January 2, 2013 – The automatic sequestered cuts actually go into effect, reducing “security” spending by $55 billion in the first year and reducing what hospitals and other medical providers are paid by Medicare by 2%. Some in Congress are already calling for these cuts to be changed or repealed before they take effect. This would add $113 billion to the deficit in the first year.
Note that in almost every case, inaction by Congress will result in a tax increase or spending cut taking effect and thereby reducing the deficit. The total of all this is estimated at roughly $800 billion per year, of which over 80% would be increases in taxes or reductions in tax deductions or credits. Understand that none of this involves entitlement programs or benefits except to the extent that doctors and hospitals refuse to accept Medicare if their reimbursements are cut. Taxes would literally increase on everyone who gets a paycheck or has taxable income.

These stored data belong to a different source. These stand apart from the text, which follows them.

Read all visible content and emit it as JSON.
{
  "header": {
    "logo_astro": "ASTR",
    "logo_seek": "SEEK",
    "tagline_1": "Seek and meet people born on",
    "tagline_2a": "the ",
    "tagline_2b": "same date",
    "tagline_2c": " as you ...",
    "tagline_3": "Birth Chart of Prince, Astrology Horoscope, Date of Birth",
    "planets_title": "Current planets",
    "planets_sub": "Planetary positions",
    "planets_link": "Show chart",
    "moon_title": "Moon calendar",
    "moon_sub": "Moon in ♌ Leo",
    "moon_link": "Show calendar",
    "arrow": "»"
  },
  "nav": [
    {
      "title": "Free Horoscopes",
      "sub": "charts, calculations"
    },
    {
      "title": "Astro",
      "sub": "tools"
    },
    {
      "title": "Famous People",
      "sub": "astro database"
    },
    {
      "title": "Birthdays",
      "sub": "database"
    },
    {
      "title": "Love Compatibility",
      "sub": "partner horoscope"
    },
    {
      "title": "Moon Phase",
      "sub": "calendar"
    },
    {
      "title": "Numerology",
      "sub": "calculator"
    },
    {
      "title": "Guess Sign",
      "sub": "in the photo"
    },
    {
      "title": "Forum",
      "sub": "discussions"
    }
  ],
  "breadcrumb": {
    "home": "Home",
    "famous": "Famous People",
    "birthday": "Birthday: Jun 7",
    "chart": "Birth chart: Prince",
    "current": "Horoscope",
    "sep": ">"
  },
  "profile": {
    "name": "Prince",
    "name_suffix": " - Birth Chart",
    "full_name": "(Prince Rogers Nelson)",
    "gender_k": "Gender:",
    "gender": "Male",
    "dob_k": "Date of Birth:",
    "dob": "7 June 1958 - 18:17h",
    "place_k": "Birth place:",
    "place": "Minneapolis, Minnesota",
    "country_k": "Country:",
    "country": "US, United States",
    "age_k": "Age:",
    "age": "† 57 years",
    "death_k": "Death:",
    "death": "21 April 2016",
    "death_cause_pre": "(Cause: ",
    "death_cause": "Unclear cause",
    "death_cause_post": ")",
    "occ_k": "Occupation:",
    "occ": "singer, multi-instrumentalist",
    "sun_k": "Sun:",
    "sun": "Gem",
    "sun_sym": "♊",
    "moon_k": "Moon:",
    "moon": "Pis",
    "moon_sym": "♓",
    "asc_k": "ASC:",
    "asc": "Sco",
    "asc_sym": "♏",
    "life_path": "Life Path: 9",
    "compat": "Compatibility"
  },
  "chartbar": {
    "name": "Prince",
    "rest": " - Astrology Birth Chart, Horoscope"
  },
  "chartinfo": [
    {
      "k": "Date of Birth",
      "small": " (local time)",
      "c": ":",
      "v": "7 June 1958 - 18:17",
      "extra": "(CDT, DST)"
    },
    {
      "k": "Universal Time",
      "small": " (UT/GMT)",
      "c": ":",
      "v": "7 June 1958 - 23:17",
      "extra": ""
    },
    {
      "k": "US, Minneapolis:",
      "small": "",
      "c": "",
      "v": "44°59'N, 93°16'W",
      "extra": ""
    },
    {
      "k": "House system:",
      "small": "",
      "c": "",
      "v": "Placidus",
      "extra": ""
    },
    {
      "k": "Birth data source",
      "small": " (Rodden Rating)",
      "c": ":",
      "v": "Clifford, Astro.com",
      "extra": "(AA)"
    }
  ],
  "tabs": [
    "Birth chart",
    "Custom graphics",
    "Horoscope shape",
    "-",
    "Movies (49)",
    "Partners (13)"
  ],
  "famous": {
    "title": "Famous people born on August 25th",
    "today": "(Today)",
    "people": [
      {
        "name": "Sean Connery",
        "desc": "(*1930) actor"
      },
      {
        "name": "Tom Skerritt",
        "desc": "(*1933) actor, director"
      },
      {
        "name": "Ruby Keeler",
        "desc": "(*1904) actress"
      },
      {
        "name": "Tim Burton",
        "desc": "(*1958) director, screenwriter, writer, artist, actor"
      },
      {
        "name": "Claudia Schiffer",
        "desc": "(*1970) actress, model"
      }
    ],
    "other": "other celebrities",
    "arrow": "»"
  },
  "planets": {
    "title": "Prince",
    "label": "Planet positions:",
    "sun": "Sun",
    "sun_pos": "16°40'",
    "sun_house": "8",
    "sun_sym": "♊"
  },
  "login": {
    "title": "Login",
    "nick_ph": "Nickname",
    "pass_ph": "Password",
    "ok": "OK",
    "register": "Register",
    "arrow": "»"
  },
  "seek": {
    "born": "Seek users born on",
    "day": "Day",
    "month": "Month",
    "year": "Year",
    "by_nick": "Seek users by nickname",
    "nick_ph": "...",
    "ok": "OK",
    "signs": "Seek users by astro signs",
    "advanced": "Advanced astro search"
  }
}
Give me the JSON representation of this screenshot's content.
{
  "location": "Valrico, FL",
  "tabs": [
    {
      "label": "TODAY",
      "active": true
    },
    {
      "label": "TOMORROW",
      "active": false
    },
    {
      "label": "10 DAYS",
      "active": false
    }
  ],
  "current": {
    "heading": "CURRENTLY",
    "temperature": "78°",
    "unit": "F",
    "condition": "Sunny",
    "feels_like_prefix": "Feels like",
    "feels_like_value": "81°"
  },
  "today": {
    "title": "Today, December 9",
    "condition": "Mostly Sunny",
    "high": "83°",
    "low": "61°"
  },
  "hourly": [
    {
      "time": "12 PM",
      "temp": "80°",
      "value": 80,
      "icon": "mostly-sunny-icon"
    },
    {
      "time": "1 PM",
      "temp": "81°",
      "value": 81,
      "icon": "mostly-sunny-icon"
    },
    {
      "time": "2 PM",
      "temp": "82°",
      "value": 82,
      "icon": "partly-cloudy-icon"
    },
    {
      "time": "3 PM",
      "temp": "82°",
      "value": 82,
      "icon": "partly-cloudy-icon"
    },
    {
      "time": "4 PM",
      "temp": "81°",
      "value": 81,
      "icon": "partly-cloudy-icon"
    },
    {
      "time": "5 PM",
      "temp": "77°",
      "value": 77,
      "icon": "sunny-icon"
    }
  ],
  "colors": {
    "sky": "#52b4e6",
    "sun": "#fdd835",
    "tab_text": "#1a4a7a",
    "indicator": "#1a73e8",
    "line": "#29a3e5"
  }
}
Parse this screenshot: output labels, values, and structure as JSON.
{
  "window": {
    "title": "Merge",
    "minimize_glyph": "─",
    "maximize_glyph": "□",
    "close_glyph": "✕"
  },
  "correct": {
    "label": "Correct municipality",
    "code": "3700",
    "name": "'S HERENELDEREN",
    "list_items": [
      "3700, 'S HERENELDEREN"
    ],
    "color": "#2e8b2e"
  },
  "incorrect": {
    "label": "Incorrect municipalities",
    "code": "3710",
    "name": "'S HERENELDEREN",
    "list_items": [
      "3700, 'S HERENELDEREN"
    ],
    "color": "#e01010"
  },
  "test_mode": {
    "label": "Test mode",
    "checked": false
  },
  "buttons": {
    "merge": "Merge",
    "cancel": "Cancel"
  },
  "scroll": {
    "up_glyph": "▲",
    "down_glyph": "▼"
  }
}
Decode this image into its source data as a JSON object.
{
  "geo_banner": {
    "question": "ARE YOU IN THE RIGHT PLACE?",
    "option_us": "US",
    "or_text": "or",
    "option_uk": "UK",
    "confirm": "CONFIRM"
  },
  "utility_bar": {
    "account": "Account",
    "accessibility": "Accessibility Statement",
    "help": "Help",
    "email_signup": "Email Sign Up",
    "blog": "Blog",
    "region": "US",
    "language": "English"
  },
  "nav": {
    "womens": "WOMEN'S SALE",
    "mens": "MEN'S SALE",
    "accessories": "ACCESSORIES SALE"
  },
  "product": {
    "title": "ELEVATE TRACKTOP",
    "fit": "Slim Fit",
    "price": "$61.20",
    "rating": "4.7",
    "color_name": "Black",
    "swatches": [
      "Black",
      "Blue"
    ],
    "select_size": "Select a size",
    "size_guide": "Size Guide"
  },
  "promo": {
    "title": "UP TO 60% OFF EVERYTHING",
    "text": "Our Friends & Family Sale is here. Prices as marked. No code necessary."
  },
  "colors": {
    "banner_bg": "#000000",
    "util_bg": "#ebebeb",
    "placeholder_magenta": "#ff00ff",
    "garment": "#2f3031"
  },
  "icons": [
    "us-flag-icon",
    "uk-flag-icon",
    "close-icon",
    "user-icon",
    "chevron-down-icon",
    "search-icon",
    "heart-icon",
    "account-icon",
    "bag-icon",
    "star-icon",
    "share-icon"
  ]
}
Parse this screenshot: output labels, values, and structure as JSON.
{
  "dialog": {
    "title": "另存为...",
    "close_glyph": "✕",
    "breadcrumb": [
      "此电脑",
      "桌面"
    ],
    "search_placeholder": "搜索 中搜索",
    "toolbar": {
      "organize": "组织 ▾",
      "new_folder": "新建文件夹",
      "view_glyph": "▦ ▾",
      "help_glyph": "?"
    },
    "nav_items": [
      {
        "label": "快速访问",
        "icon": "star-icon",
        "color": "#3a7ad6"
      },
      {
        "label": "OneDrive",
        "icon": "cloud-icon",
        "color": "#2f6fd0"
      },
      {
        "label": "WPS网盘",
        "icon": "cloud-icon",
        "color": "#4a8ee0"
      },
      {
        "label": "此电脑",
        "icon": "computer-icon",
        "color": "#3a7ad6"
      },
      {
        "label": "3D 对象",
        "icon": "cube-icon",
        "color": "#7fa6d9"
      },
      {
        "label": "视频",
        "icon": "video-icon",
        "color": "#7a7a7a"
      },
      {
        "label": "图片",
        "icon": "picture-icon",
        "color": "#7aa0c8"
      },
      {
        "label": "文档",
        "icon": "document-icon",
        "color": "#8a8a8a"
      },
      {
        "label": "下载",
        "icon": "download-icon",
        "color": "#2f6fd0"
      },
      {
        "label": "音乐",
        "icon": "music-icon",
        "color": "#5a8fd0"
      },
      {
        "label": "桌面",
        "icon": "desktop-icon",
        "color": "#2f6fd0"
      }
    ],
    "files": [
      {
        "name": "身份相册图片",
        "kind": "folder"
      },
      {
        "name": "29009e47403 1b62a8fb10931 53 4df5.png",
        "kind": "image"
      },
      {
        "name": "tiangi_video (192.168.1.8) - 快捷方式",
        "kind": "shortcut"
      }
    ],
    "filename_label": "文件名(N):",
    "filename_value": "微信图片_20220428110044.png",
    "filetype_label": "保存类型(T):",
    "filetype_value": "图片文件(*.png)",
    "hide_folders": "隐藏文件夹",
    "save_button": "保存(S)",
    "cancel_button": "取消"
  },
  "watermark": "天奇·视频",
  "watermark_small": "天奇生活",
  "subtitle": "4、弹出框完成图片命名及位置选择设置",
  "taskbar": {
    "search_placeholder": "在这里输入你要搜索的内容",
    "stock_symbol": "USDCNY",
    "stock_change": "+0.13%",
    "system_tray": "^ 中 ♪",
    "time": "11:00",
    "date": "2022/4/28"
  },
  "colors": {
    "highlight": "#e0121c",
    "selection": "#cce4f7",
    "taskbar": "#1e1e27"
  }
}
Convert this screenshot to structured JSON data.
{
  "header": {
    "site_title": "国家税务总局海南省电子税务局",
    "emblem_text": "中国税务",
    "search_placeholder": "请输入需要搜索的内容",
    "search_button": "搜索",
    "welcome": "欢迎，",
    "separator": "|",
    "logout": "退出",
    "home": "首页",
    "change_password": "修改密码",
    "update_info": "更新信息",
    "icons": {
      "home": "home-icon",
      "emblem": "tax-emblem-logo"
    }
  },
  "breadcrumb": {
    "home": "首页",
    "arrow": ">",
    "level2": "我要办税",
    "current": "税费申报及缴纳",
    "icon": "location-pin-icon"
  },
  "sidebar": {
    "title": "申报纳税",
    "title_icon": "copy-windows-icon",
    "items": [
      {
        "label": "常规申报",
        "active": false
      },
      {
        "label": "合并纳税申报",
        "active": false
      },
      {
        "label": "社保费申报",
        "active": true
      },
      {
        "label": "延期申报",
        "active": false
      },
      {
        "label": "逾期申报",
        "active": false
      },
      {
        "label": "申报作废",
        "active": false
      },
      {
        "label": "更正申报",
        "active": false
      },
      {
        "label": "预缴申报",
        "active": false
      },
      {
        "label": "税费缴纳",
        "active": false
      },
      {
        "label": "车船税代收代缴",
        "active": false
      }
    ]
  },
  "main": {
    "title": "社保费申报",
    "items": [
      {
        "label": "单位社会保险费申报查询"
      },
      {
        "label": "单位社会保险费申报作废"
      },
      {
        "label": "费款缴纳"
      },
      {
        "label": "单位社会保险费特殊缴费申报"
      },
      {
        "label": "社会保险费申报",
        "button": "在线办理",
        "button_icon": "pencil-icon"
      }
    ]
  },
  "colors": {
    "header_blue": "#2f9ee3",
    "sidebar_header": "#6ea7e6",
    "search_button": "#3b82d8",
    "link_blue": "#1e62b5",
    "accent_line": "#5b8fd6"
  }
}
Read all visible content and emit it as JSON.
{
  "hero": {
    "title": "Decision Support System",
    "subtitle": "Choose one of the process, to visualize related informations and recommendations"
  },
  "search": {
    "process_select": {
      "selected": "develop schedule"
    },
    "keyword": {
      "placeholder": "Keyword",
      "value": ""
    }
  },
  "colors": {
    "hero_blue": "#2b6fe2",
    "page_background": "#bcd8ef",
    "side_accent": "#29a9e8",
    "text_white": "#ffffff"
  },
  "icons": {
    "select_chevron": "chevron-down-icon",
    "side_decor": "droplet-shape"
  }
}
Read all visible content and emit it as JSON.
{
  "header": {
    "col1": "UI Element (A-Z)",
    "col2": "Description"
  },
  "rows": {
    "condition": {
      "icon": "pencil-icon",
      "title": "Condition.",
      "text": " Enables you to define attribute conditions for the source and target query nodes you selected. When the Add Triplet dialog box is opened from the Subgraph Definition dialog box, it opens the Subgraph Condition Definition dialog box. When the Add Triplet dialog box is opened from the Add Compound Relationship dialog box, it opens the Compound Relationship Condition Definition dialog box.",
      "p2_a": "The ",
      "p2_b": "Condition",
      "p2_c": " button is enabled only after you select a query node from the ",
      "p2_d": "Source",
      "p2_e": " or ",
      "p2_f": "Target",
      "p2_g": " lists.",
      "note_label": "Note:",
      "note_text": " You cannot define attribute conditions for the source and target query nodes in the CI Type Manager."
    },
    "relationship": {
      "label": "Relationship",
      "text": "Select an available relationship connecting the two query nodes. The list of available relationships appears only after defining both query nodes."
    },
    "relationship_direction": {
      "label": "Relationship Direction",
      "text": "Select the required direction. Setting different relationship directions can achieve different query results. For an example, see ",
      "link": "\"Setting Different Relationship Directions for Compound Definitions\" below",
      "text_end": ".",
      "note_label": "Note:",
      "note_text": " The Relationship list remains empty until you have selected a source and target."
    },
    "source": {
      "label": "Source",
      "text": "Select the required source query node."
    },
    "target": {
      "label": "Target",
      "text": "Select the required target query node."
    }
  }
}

According to CBO, if all of these deadlines were allowed to expire, we would still have a deficit in 2014 of $265 billion. Although that would be hugely reduced from last year’s deficit of $1.3 trillion, the deficit would then immediately begin rising again unless the major entitlement programs are reformed.
November 28th, 2011 at 1:59 pm
Remember if ya ain’t got much…no worries…they can’t take much!
If ya got much…..your about to actively participate in the largest redistribution of assets in history….your famous…yes soreeee…and thank you for your service!!!